I read several other good books in the math and science space. Hannah Fry’s Hello World is full of stories that put the age of algorithms in context: It’s a nice complement to Cathy O’Neil’s Weapons of Math Destruction, offering a more hopeful and optimistic take on some of the same issues. And for some reason I ended up reading several books on physics this year, with Sabine Hossenfelder’s Lost in Math the most memorable. Hossenfelder tries to make sense of the pervasive role of beauty in theorizing about physics, interviewing leading thinkers while interrogating her own ideas. I appreciated her skepticism and her frustration, and her book reminded me of my philosophy of science professor, who once told me “Scientists like to think of themselves as philosophers, but they don’t do a very good job at it.”

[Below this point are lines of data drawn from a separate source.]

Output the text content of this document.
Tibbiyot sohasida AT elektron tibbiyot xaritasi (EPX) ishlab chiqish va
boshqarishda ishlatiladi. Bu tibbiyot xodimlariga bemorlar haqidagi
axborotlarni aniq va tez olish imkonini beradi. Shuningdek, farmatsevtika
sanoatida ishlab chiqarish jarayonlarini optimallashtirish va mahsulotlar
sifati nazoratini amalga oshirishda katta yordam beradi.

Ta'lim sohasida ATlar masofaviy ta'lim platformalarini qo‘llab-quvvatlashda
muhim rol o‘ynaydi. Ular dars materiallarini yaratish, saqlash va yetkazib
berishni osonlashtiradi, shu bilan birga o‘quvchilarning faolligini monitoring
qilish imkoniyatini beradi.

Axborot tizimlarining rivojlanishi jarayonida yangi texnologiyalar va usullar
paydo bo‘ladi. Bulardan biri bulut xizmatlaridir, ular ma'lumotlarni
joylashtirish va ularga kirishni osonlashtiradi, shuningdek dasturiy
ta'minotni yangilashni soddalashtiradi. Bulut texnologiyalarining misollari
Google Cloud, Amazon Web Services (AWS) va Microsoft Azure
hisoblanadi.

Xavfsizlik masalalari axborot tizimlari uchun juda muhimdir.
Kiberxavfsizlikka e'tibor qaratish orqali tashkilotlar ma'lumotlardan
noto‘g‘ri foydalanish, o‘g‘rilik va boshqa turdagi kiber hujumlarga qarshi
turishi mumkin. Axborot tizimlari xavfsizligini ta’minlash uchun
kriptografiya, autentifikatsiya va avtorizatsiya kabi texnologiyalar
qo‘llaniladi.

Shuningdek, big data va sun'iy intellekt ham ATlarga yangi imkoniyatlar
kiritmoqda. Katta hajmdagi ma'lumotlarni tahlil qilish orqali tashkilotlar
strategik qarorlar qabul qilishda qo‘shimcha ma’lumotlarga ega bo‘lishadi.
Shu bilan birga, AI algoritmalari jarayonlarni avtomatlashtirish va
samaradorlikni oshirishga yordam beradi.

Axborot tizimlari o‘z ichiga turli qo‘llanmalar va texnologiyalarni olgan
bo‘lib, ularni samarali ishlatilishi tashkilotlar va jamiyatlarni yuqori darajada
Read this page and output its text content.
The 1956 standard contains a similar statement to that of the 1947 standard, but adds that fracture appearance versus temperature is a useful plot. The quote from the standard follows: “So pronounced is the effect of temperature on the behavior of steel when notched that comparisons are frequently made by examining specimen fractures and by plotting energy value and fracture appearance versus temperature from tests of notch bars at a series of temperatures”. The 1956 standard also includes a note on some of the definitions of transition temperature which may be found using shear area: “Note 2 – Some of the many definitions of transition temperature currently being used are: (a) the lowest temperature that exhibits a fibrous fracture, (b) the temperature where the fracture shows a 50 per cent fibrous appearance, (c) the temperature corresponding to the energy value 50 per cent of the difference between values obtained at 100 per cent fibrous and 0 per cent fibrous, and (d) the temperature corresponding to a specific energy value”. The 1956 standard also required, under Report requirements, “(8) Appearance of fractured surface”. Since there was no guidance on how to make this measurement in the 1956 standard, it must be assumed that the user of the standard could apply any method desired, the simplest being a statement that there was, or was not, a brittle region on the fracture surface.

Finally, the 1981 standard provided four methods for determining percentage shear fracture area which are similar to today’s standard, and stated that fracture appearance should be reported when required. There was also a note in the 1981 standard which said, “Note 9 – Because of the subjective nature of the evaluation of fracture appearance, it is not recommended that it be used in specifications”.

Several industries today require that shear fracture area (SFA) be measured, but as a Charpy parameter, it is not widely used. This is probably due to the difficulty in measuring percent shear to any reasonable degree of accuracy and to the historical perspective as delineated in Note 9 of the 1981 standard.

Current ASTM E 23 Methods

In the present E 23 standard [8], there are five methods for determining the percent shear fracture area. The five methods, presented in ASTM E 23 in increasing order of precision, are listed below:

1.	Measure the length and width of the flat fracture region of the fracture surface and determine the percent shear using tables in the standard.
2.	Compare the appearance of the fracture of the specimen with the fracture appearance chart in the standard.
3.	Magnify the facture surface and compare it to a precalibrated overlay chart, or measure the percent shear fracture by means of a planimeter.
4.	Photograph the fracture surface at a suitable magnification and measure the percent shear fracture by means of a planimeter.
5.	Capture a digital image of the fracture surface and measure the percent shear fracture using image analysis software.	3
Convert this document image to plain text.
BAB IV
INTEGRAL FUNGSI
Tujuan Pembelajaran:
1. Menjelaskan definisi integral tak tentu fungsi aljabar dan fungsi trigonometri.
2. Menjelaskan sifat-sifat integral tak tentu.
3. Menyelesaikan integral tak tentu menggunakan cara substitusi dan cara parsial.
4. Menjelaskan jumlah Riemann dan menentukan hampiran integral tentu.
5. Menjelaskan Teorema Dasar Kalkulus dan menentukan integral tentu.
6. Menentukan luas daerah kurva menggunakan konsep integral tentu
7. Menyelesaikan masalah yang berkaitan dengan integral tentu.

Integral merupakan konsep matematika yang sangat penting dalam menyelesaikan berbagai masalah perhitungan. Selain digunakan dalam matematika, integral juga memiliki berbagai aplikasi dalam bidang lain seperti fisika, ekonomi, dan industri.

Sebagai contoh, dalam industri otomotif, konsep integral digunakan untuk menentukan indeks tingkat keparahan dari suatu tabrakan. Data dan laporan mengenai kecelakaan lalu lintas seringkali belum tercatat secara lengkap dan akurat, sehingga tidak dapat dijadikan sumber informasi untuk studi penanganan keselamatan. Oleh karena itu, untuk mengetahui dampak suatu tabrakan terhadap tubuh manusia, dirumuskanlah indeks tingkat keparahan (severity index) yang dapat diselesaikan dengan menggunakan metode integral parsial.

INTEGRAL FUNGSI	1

John Urschel’s Mind and Matter, written with Luisa Thomas, is a math memoir of sorts. It’s a quick and compelling read about a man driven by his parallel passions for mathematics and football. After reaching the NFL and playing for the Baltimore Ravens, Urschel retired after three seasons to purse his PhD at MIT full-time. It’s a fun and fascinating story, and one you can tell is just beginning.

Make it Stick, by Brown, Roediger, and McDaniel, was one of the most impactful books I read this year. Filled with stories and examples of “The Science of Successful Learning”, it has greatly influenced the way I think about and talk about my approach to teaching. Every teacher should know about the testing effect, spaced retrieval, and the science of forgetting.

I continued to read a lot of science fiction in 2019. I really enjoyed the Broken Earth Trilogy by N.K. Jemisin, a post-apocalyptic fantasy set on a world seemingly determined to rid itself of its inhabitants. And months later I’m still thinking about The Doomsday Book, by Connie Willis, which read more like a detailed first-person history of the bubonic plague era than a time-travel story.

I also continued to find some comfort in history. Thomas Jefferson: The Art of Power, by Jon Meacham, tells of Jefferson’s many successes and failures against the backdrop of the establishment of America. The book does not lionize Jefferson, nor the era, and it certainly helps put the current state of our world in clearer context.

In non-fiction, Tara Westover’s Educated was hard to put down. It’s a powerful story about a remarkable young woman’s escape from the grip of a survivalist family that is at once both hard to believe and yet somehow all too real. I also enjoyed John McPhee’s Oranges, which is about, well, oranges.

I re-read The Adventures of Tom Sawyer and Huckeberry Finn this year, which were as fun and irreverent and insightful as I remember. And Chinua Achebe’s Things Fall Apart was undoubtedly the most beautiful book I read this year. It’s a moving story about pride and loss, power and powerlessness, and what change leaves behind.

Many of my favorite books this year came from recommendations, so thank you for reading great books and telling me about them! And as always, my thanks to the Brooklyn Public Library and the New York Public Library system for making this all so easy.